La confianza institucional y la actuación del IMPIC
La confianza en las instituciones es un bien intangible, pero fundamental. Y precisamente por eso resulta tan grave lo ocurrido en este caso.
La actuación del IMPIC es, sencillamente, una vergüenza.
No puede ser que cuando el ciudadano —en este caso, la víctima de una actuación irregular en el sector de la construcción— haya cumplido escrupulosamente con la normativa, haya presentado la denuncia dentro de plazo, haya aportado todas las pruebas requeridas y haya colaborado cada vez que se le solicitó información, el resultado final sea un archivo por prescripción derivado de la propia inactividad administrativa.
Cuando el IMPIC tarda más de tres años en tramitar un expediente y finalmente lo cierra por prescripción, estamos ante un fallo institucional que traslada al denunciante las consecuencias de la ineficiencia administrativa.
Y eso supone una forma de revictimización. Porque no solo se sufre el perjuicio inicial derivado de la actuación irregular del estafador. Se sufre, además, la sensación de abandono por parte del organismo público encargado de supervisar el sector.
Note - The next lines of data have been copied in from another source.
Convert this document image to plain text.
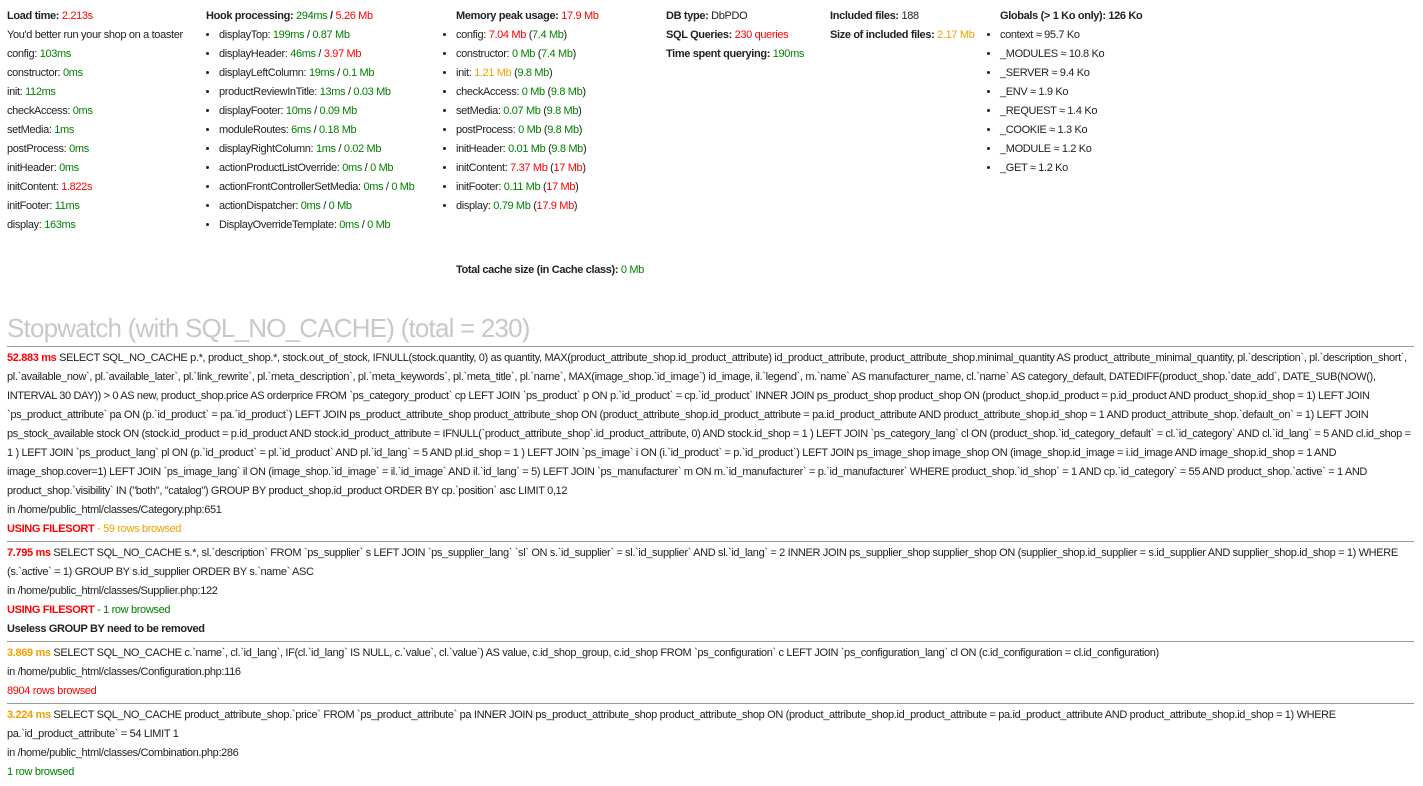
Load time: 2.213s
You'd better run your shop on a toaster
config: 103ms
constructor: 0ms
init: 112ms
checkAccess: 0ms
setMedia: 1ms
postProcess: 0ms
initHeader: 0ms
initContent: 1.822s
initFooter: 11ms
display: 163ms
Hook processing: 294ms / 5.26 Mb
• displayTop: 199ms / 0.87 Mb
• displayHeader: 46ms / 3.97 Mb
• displayLeftColumn: 19ms / 0.1 Mb
• productReviewInTitle: 13ms / 0.03 Mb
• displayFooter: 10ms / 0.09 Mb
• moduleRoutes: 6ms / 0.18 Mb
• displayRightColumn: 1ms / 0.02 Mb
• actionProductListOverride: 0ms / 0 Mb
• actionFrontControllerSetMedia: 0ms / 0 Mb
• actionDispatcher: 0ms / 0 Mb
• DisplayOverrideTemplate: 0ms / 0 Mb
Memory peak usage: 17.9 Mb
• config: 7.04 Mb (7.4 Mb)
• constructor: 0 Mb (7.4 Mb)
• init: 1.21 Mb (9.8 Mb)
• checkAccess: 0 Mb (9.8 Mb)
• setMedia: 0.07 Mb (9.8 Mb)
• postProcess: 0 Mb (9.8 Mb)
• initHeader: 0.01 Mb (9.8 Mb)
• initContent: 7.37 Mb (17 Mb)
• initFooter: 0.11 Mb (17 Mb)
• display: 0.79 Mb (17.9 Mb)
DB type: DbPDO
SQL Queries: 230 queries
Time spent querying: 190ms
Included files: 188
Size of included files: 2.17 Mb
Globals (> 1 Ko only): 126 Ko
• context ≈ 95.7 Ko
• _MODULES ≈ 10.8 Ko
• _SERVER ≈ 9.4 Ko
• _ENV ≈ 1.9 Ko
• _REQUEST ≈ 1.4 Ko
• _COOKIE ≈ 1.3 Ko
• _MODULE ≈ 1.2 Ko
• _GET ≈ 1.2 Ko
Total cache size (in Cache class): 0 Mb
Stopwatch (with SQL_NO_CACHE) (total = 230)
52.883 ms SELECT SQL_NO_CACHE p.*, product_shop.*, stock.out_of_stock, IFNULL(stock.quantity, 0) as quantity, MAX(product_attribute_shop.id_product_attribute) id_product_attribute, product_attribute_shop.minimal_quantity AS product_attribute_minimal_quantity, pl.`description`, pl.`description_short`, pl.`available_now`, pl.`available_later`, pl.`link_rewrite`, pl.`meta_description`, pl.`meta_keywords`, pl.`meta_title`, pl.`name`, MAX(image_shop.`id_image`) id_image, il.`legend`, m.`name` AS manufacturer_name, cl.`name` AS category_default, DATEDIFF(product_shop.`date_add`, DATE_SUB(NOW(), INTERVAL 30 DAY)) > 0 AS new, product_shop.price AS orderprice FROM `ps_category_product` cp LEFT JOIN `ps_product` p ON p.`id_product` = cp.`id_product` INNER JOIN ps_product_shop product_shop ON (product_shop.id_product = p.id_product AND product_shop.id_shop = 1) LEFT JOIN `ps_product_attribute` pa ON (p.`id_product` = pa.`id_product`) LEFT JOIN ps_product_attribute_shop product_attribute_shop ON (product_attribute_shop.id_product_attribute = pa.id_product_attribute AND product_attribute_shop.id_shop = 1 AND product_attribute_shop.`default_on` = 1) LEFT JOIN ps_stock_available stock ON (stock.id_product = p.id_product AND stock.id_product_attribute = IFNULL(`product_attribute_shop`.id_product_attribute, 0) AND stock.id_shop = 1 ) LEFT JOIN `ps_category_lang` cl ON (product_shop.`id_category_default` = cl.`id_category` AND cl.`id_lang` = 5 AND cl.id_shop = 1 ) LEFT JOIN `ps_product_lang` pl ON (p.`id_product` = pl.`id_product` AND pl.`id_lang` = 5 AND pl.id_shop = 1 ) LEFT JOIN `ps_image` i ON (i.`id_product` = p.`id_product`) LEFT JOIN ps_image_shop image_shop ON (image_shop.id_image = i.id_image AND image_shop.id_shop = 1 AND image_shop.cover=1) LEFT JOIN `ps_image_lang` il ON (image_shop.`id_image` = il.`id_image` AND il.`id_lang` = 5) LEFT JOIN `ps_manufacturer` m ON m.`id_manufacturer` = p.`id_manufacturer` WHERE product_shop.`id_shop` = 1 AND cp.`id_category` = 55 AND product_shop.`active` = 1 AND product_shop.`visibility` IN ("both", "catalog") GROUP BY product_shop.id_product ORDER BY cp.`position` asc LIMIT 0,12
in /home/public_html/classes/Category.php:651
USING FILESORT - 59 rows browsed
7.795 ms SELECT SQL_NO_CACHE s.*, sl.`description` FROM `ps_supplier` s LEFT JOIN `ps_supplier_lang` `sl` ON s.`id_supplier` = sl.`id_supplier` AND sl.`id_lang` = 2 INNER JOIN ps_supplier_shop supplier_shop ON (supplier_shop.id_supplier = s.id_supplier AND supplier_shop.id_shop = 1) WHERE (s.`active` = 1) GROUP BY s.id_supplier ORDER BY s.`name` ASC
in /home/public_html/classes/Supplier.php:122
USING FILESORT - 1 row browsed
Useless GROUP BY need to be removed
3.869 ms SELECT SQL_NO_CACHE c.`name`, cl.`id_lang`, IF(cl.`id_lang` IS NULL, c.`value`, cl.`value`) AS value, c.id_shop_group, c.id_shop FROM `ps_configuration` c LEFT JOIN `ps_configuration_lang` cl ON (c.id_configuration = cl.id_configuration)
in /home/public_html/classes/Configuration.php:116
8904 rows browsed
3.224 ms SELECT SQL_NO_CACHE product_attribute_shop.`price` FROM `ps_product_attribute` pa INNER JOIN ps_product_attribute_shop product_attribute_shop ON (product_attribute_shop.id_product_attribute = pa.id_product_attribute AND product_attribute_shop.id_shop = 1) WHERE pa.`id_product_attribute` = 54 LIMIT 1
in /home/public_html/classes/Combination.php:286
1 row browsed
Es una situación difícil de comprender en un país miembro de la Unión Europea, donde la tutela efectiva de los derechos y la buena administración deberían ser principios operativos, no meramente declarativos.
La realidad es que denunciar no sirve de nada.
No es que las instituciones promuevan deliberadamente la ilegalidad, pero su falta de actuación eficaz termina generando exactamente ese efecto. Por acción u omisión, parecen facilitar que quienes actúan al margen de la ley continúen haciéndolo con tranquilidad, mientras el ciudadano queda desprotegido y completamente abandonado.